Gin and tonic and I go back a long way. My first G and T, I’ll have you know, was taken on the balcony of the Serena Mountain Lodge in Kenya, at dusk, as a family of elephants took their evening libations. I was seventeen years old. Doesn’t that sound like a terribly sophisticated set-up? It really wasn’t. I’d just spent three days driving around Nairobi, all the while throwing up out of the car window or into my father’s terry towelling hat, from a combination of period pain and teenage angst, and was then offered an alcoholic beverage by my parents. My drinking experience at that point consisting of the occasional half-glass of wine at the family table or Brandy Alexanders at the bar of the Intercontinental Hotel (no one ever checked our IDs there), I ordered what everyone else was having. I drank my gin and tonic with the grownups and promptly fell asleep, thereby missing out on seeing all the baby rhinos and cavorting lions that visited the waterhole beside the hotel later that evening. But a love affair with a cocktail was nonetheless born that night.
As much as I love a gin and tonic I am surprisingly unfussy about how they are prepared. As long as it has gin and tonic water in it, I’ll drink it.
Having said that, it does have to be proper tonic water, not diet. And recently my dad took as stand against the big 1.25L bottles of tonic water, and I do agree with him there. The bubbles in those are too big. I can’t explain why, but I expect it has to do with science. Anyway, they’re wrongly bubbled and half of the tonic always ends up going flat in the fridge. So no to big bottles of tonic. Small glass bottles are the way to go.

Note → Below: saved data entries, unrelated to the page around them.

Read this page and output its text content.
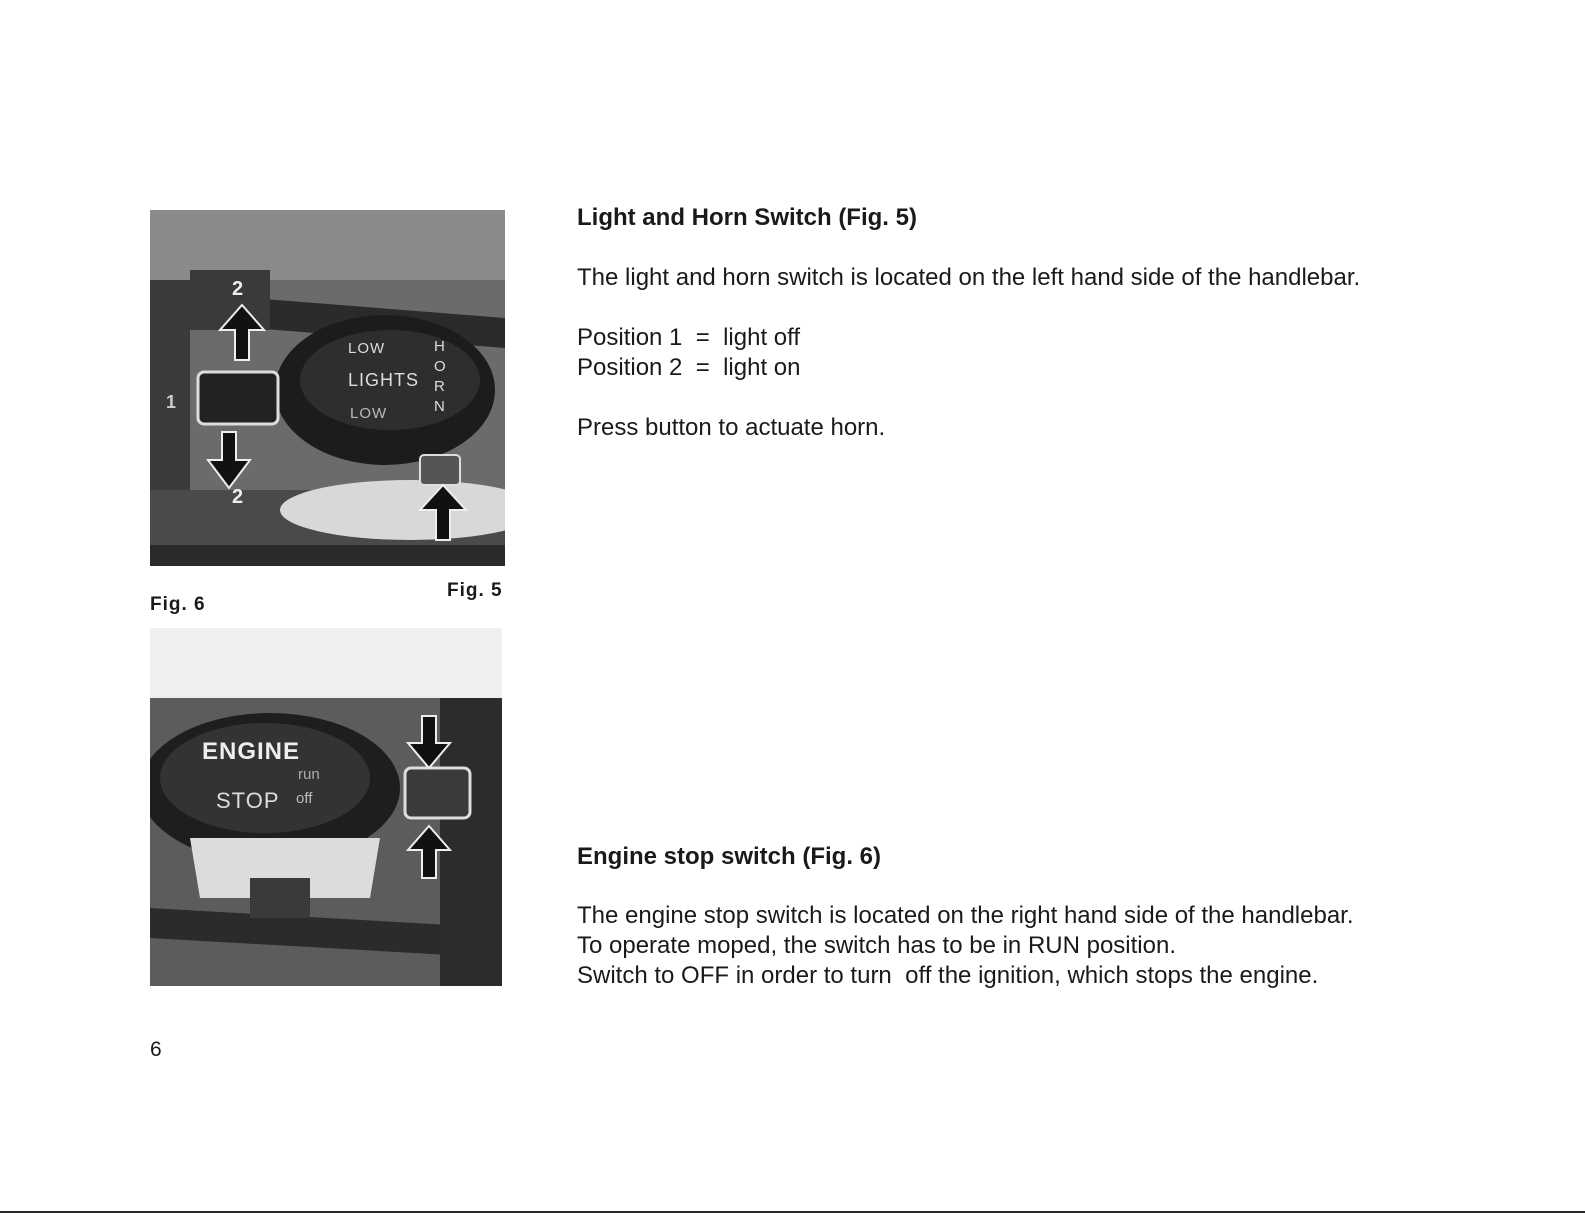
2
1
2
LOW
LIGHTS
LOW
H
O
R
N
Fig. 6
Fig. 5
ENGINE
STOP
run
off
6
Light and Horn Switch (Fig. 5)

The light and horn switch is located on the left hand side of the handlebar.

Position 1  =  light off

Position 2  =  light on

Press button to actuate horn.

Engine stop switch (Fig. 6)

The engine stop switch is located on the right hand side of the handlebar.

To operate moped, the switch has to be in RUN position.

Switch to OFF in order to turn  off the ignition, which stops the engine.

I confess that in a G and T I can’t really the difference between different brands of gin, so Tanqueray, Bombay Sapphire, Hendricks, Beefeater, Gordons – all are fine with me. The only time I’ve discerned the effects of a special type of gin was when a friend made G and Ts with Bombay Sapphire East, which has extra botanicals and is a few per cent boozier. I could tell that was different because after we’d had two or three drinks, we tried to to round up some escaped calves and found that our legs didn’t respond very quickly to our instructions and had a tendency to buckle, leaving us lying helpless on the grass while the calves gave us the finger and ate the roses. That gin should definitely be reserved for occasions when no livestock or child wrangling is expected.
I like ice in a G&T, and lime. A lot of lime. I like my G and Ts like I like my Doctors Who: not too tall and quite limey. (Here’s a strange thing: three of my deepest actor crushes have gone on to play Doctor Who, and yet I have no desire to watch that show at all. Ever. I’ll watch Peter Davidson in All Creatures Great and Small until the cows come home, and I’d listen to David Tennant or Peter Capaldi read the shipping forecast, but I’ve never willingly watched Dr Who. Huh. How ‘bout that? That’s the sort of irrelevant anecdote gin makes me tell.)
But back to the making of a gin and tonic, about which I seem to have more opinions than I first thought. Always pour the gin into the glass first, so you get your amount of gin correct. If you put in the ice first, you risk overestimating the amount of gin you need to add and thereby pouring yourself what is essentially a great big glass of gin into which you can only fit a splash of tonic. The effect of that is that when you drink the cocktail the gin will quickly start running out of your eyes and you’ll just want to lie in the bath all evening.
So, in my opinion, this is the way to make a gin and tonic. Start with an empty glass, add gin, then ice, then cold tonic water. Squeeze in the juice of at least half a lime, drop the lime half in, and stir the drink a bit with whatever implement is handy. Your index finger is fine. Then drink and imagine yourself to be on safari, or at the Algonquin or just relish the fact that you’re with your best friend, late on a rainy Tuesday afternoon in autumn, standing in the kitchen while you cook sausages* for your small children’s dinner.
*Variation: to make a dirty G & T, accidentally drop a piece of sausage in your drink while transferring cut up sausages from chopping board to children’s plates.